Secret Muslim Mosque, 5th Floor Basement, 1600 Pennsylvania Ave.

Dear Mister Obama,

  I’ve got to hand it to you.  You almost had Me fooled.  I, (accidentally), watched you accept the Nobel Peace Prize from the bar at My hotel the other night.  When you told all those shifty foreigners, “Blah blah blah Gandhi.  Blah blah blah Martin Luther King… but I’m gonna keep whipping Afghan and Iraqi ass,”, I just about decided you were alright, after all.

  But then, as I passed the front desk of the Ritz-Carlton, Pentagon City, the  faceless functionary stationed there wished Me “Happy Holidays”!  Happy Holidays!  To Me, of all deities!  Well, you can bet your non-white derriere that I’ll be filling out a scathing rating card when I check out.

  Which brings Me to you.  Here you are, pretending to do My work by crushing Allah’s brand-loyalists right and left, when what you’re really doing is sending all the troops overseas instead of keeping them here for the most important war of all.  The War On Christmas™ (© Bill O’Reilly, 2005).

  You can wipe out all one hundred al Qaeda Club members in Afghanistan, and even bottle up the rest in Pakistan, but what does it boot you if the Homefront is lost, eh?  What about the Jesii?  How do you think They would feel if you lost the War On Christmas™?  Or, is that your plan?  Boy, it just goes to show that you can’t trust a Musselman or a dirty, filthy atheist, which many of My Teabagger brand-loyalists have pointed out you fit the bill for; a dirty, filthy, atheistic, foreign Musselman.
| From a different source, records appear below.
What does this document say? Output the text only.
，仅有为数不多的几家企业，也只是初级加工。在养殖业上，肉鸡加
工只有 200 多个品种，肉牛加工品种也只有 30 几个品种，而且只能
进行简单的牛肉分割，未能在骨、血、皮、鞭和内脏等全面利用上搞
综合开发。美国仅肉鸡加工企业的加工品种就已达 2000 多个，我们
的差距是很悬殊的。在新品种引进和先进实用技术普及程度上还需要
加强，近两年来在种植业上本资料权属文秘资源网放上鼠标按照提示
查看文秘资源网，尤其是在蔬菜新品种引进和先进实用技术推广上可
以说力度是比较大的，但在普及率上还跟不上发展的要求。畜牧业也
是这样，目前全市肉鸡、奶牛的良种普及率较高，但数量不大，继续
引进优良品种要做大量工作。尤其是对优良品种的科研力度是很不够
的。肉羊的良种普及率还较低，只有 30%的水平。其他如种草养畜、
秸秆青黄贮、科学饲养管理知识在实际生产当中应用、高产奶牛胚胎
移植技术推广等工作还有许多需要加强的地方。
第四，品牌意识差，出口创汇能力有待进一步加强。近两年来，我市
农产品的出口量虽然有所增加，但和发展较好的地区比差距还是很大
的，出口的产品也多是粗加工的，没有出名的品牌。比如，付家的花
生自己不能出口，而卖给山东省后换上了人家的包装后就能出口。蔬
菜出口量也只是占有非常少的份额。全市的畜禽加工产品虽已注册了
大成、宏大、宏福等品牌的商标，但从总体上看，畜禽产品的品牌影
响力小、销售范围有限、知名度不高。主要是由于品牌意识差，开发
  Obviously, you shouldn’t take that personally.  My brand-loyalists just love My country so much that they feel compelled to point out things that other, saner, people might not notice.  It’s nothing personal.  Some of their best friends are foreign, brown and destined for an eternity in Hell… though they might not be able to name them off the tops of their heads.

  So, My point is that you’d better drastically change your policies, unless you want The Ritz-Carlton to receive an irate note and for My vast, overwhelming, (but downtrodden), hordes to boycott The Ritz and any other business that doesn’t kowtow to their My every whim.

Wish You Were Here,



5 responses to “Dear B. Hussein Obama…

  1. If you ever find yourself in the Shenandoah Valley, Musselman’s is one of the best applesauces out there.
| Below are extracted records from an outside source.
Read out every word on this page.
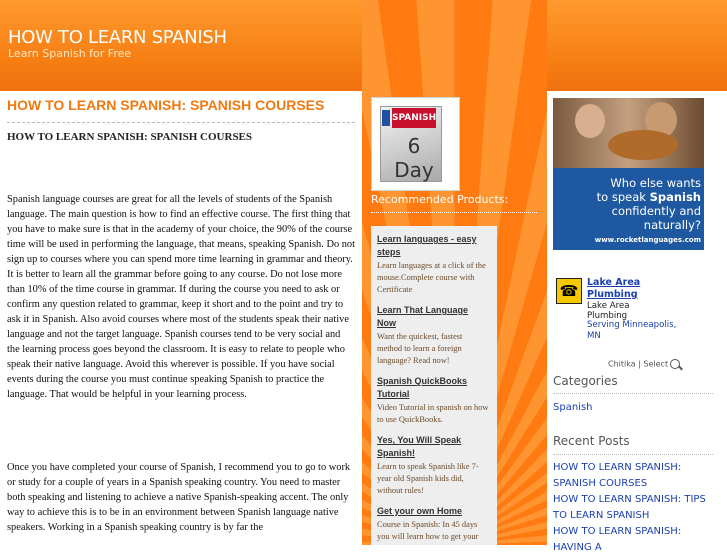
HOW TO LEARN SPANISH
Learn Spanish for Free
HOW TO LEARN SPANISH: SPANISH COURSES
HOW TO LEARN SPANISH: SPANISH COURSES
Spanish language courses are great for all the levels of students of the Spanish language. The main question is how to find an effective course. The first thing that you have to make sure is that in the academy of your choice, the 90% of the course time will be used in performing the language, that means, speaking Spanish. Do not sign up to courses where you can spend more time learning in grammar and theory. It is better to learn all the grammar before going to any course. Do not lose more than 10% of the time course in grammar. If during the course you need to ask or confirm any question related to grammar, keep it short and to the point and try to ask it in Spanish. Also avoid courses where most of the students speak their native language and not the target language. Spanish courses tend to be very social and the learning process goes beyond the classroom. It is easy to relate to people who speak their native language. Avoid this wherever is possible. If you have social events during the course you must continue speaking Spanish to practice the language. That would be helpful in your learning process.
Once you have completed your course of Spanish, I recommend you to go to work or study for a couple of years in a Spanish speaking country. You need to master both speaking and listening to achieve a native Spanish-speaking accent. The only way to achieve this is to be in an environment between Spanish language native speakers. Working in a Spanish speaking country is by far the
SPANISH
6 Day
Recommended Products:
Learn languages - easy steps
Learn languages at a click of the mouse.Complete course with Certificate
Learn That Language Now
Want the quickest, fastest method to learn a foreign language? Read now!
Spanish QuickBooks Tutorial
Video Tutorial in spanish on how to use QuickBooks.
Yes, You Will Speak Spanish!
Learn to speak Spanish like 7-year old Spanish kids did, without rules!
Get your own Home
Course in Spanish: In 45 days you will learn how to get your
Who else wants
to speak Spanish
confidently and naturally?
www.rocketlanguages.com
☎ Lake Area Plumbing
Lake Area
Plumbing
Serving Minneapolis,
MN
Chitika | Select
Categories
Spanish
Recent Posts
HOW TO LEARN SPANISH: SPANISH COURSES
HOW TO LEARN SPANISH: TIPS TO LEARN SPANISH
HOW TO LEARN SPANISH: HAVING A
    And isn’t Gawd all powerful? If He wants the Ritz to go totally crackers and kowtow to Him, can’t He just inflict various painful and unmentionable plagues on them until the Ritz management gets on their knees to give Him their pleasure and beg forgiveness? Or would that assume a Gawd who hasn’t been on vacation since the first nanosecond of the big bang?
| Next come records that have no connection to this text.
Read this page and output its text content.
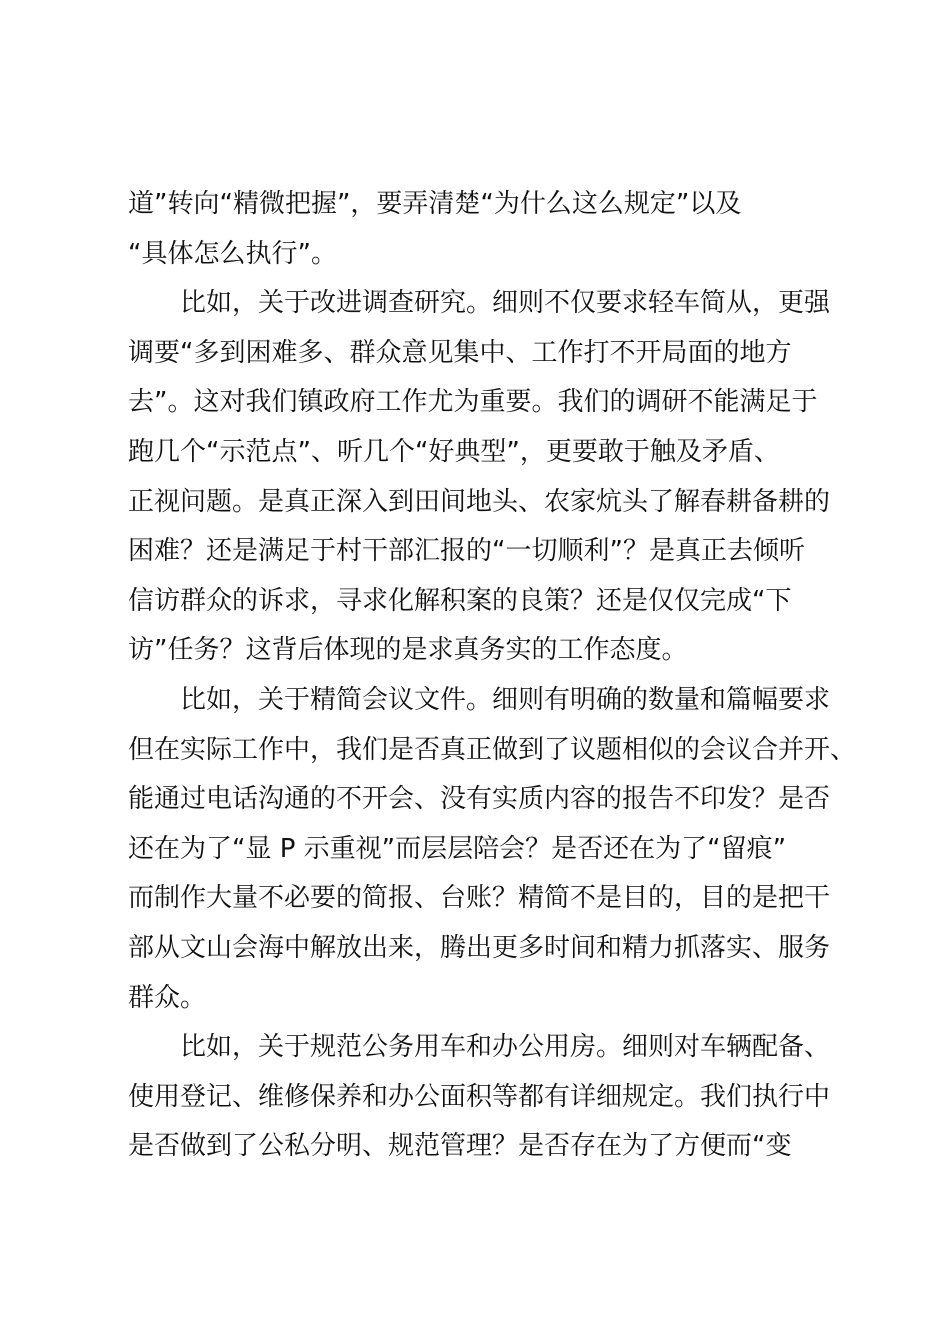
道”转向“精微把握”，要弄清楚“为什么这么规定”以及
“具体怎么执行”。
　　比如，关于改进调查研究。细则不仅要求轻车简从，更强
调要“多到困难多、群众意见集中、工作打不开局面的地方
去”。这对我们镇政府工作尤为重要。我们的调研不能满足于
跑几个“示范点”、听几个“好典型”，更要敢于触及矛盾、
正视问题。是真正深入到田间地头、农家炕头了解春耕备耕的
困难？还是满足于村干部汇报的“一切顺利”？是真正去倾听
信访群众的诉求，寻求化解积案的良策？还是仅仅完成“下
访”任务？这背后体现的是求真务实的工作态度。
　　比如，关于精简会议文件。细则有明确的数量和篇幅要求
但在实际工作中，我们是否真正做到了议题相似的会议合并开、
能通过电话沟通的不开会、没有实质内容的报告不印发？是否
还在为了“显 P 示重视”而层层陪会？是否还在为了“留痕”
而制作大量不必要的简报、台账？精简不是目的，目的是把干
部从文山会海中解放出来，腾出更多时间和精力抓落实、服务
群众。
　　比如，关于规范公务用车和办公用房。细则对车辆配备、
使用登记、维修保养和办公面积等都有详细规定。我们执行中
是否做到了公私分明、规范管理？是否存在为了方便而“变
    • Sheesh! The filthy, foreign devils have gotten to the applesauce, too?

      As for inflicting, you know Gawd, like Dirk Gently, believes in the interconnectedness of all things. So when He wants to punish someone, He floods a city on another continent or gives a puppy distemper.

  2. I think we’ll find that a rock slide outside of Buenos Aires may be His first salvo.

    Ah, yes – the old “hit ’em where they least expect it” strategy. It works like a charm every time.